If you are thinking about expanding your business abroad, please see our Overview of International Franchising, below. For further information, please contact us and we would be delighted to assist you.
You will need to establish at an early stage a number of issues, including:
- Trade mark (and domain name) protection in the target country;
- What are the exchange control central bank restrictions and witholding taxes in the target country;
- Will you have to comply with any francise disclosure, registration or relationship laws; and
- What structure should you adopt for your international expansion.
If you are looking for specialist legal advice in Europe please see EuroFranchise Lawyers – a grouping of Europe’s leading franchise lawyers. It is a very active group which meets twice a year in plenary session and its members work together frequently on international franchising issues. All members of EuroFranchise Lawyers are experts in franchise law who have thorough knowledge of the franchise law and practice and have wide experience in drafting franchise agreements.
An Overview of International Franchising
There are essentially five ways in which a franchise system can be expanded overseas:
1. The franchisor either from its “home” headquarters or from a foreign branch operation grants individual franchises to franchisees in the target country.
2. The franchisor establishes a subsidiary in the target country and that subsidiary acts as the franchisor.
3. A joint venture is established between the franchisor and a third party with knowledge of the target country. The joint venture will act as the franchisor in the target country and may be granted a master franchise agreement.
4. The franchisor enters into a master franchise agreement.
5. The franchisor enters into a development agreement.
A franchisor may enter into individual franchise agreements for each outlet (single-unit franchisee). Here the franchisor has direct control over each franchisee and generates a revenue stream that does not need to be shared with others. However, there may be problems repatriating revenue as well as difficulties in dealing with the unknown markets which include language, culture, laws, regulations and business practices.
A successful single unit franchisee may go on to acquire more units, becoming a multi-unit franchisee in due course. This type of franchising arrangement is common in retail franchises but not in service franchises. Multi-unit ownership may be beneficial for both parties; the franchisor lowers the acquisition cost of a new franchise, while the franchisee also grows by extending the operations to one or more new locations in the same country or in different countries.
Master Franchise Agreement
In a master franchise agreement another business is given the right to sub-franchise the franchisor’s business concept within a given territory usually in accordance with a development timetable. These rights are secured by an initial fee charged by the franchisor. The grant of a master franchise enables a franchisor to expand without substantially increasing the size of its management team. Here the franchisee, in effect, acts as the franchisor in the target country. The disadvantage of this approach is the loss of control over sub-franchisees (with whom the franchisor has no contract) and the franchisor’s heavy reliance on another business entity over which it has no direct control other than through the master franchise agreement.

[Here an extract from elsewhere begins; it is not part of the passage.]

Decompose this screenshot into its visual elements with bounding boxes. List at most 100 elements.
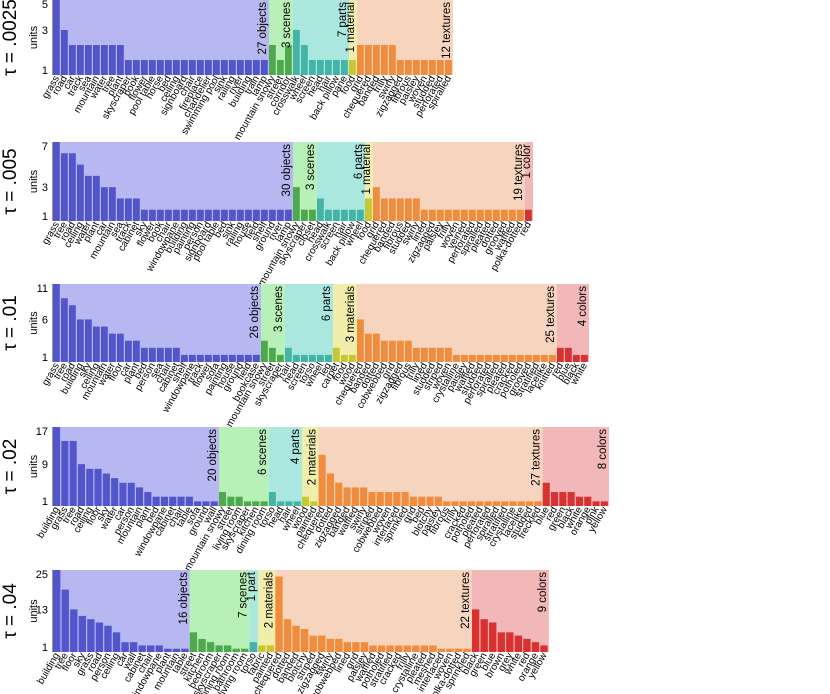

Development agreements oblige a developer to open multiple outlets (rather than appoint sub franchisees) in accordance with a development schedule. These agreements have broadly the same advantages and disadvantages as master franchise agreements except that the franchisor may, even more than with a master franchise agreement, be putting “all its eggs in one basket” by entrusting to one business the obligation to open multiple outlets.

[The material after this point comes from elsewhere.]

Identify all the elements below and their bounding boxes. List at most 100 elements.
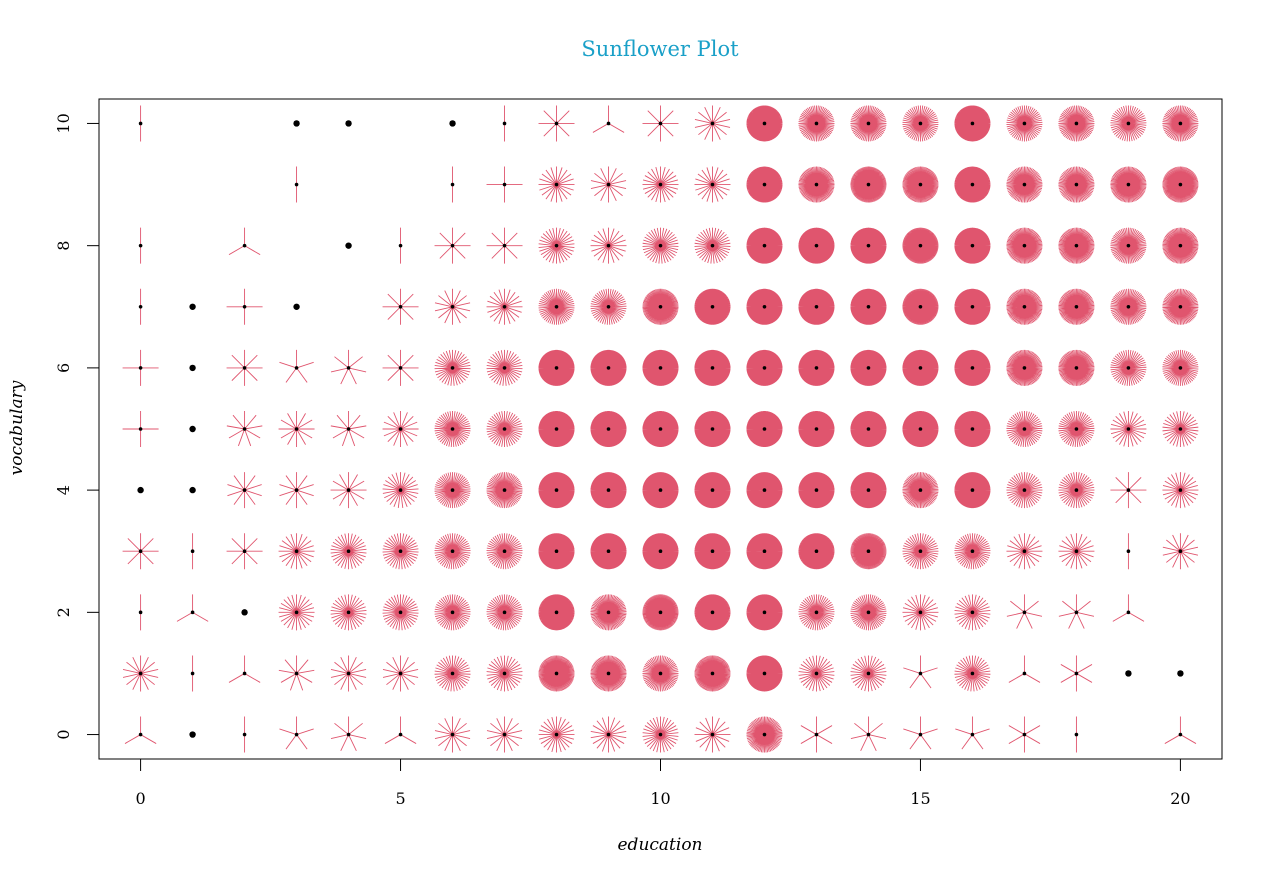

Apart from master franchise and development agreements there are a number of alternative structures which may be relevant to your proposed expansion.
Intellectual property rights are territorial in nature. That is to say, rights that exist in a given country or region are applicable only in that country or region. When planning to go overseas with a franchise operation, it is important to ensure that your intellectual property rights are protected in that territory. Franchisor should take steps to register their intellectual property rights (especially their trademark) in the country where the franchise business is going to operate (and even in the surrounding territories taking into account possible expansion strategies of the future). You do need to investigate whether a third party has beaten you to any registrations and/or whether your chosen domain names are available.
Laws that Apply to Franchising
Not all countries have specific legislation on franchising but for those that do not a variety of other laws including agency, employment, commercial codes, anti-trust, competition, consumers’ rights and trademark – laws may have to be reviewed.
Franchise disclosure laws
Some countries have disclosure laws that require information to be provided to prospective (new and renewing) franchisees before any contract is signed or any money is paid. Sometimes, as is the case in the United States of America, the disclosure requirements are onerous and expensive to comply with.
In some countries the franchise agreement and other documents have to be registered with a government body.
Generally franchise agreements are subject to competition laws.
A variety of other laws relating to employment, tax, exchange control, insurance and other consumer protection laws may also have to be reviewed.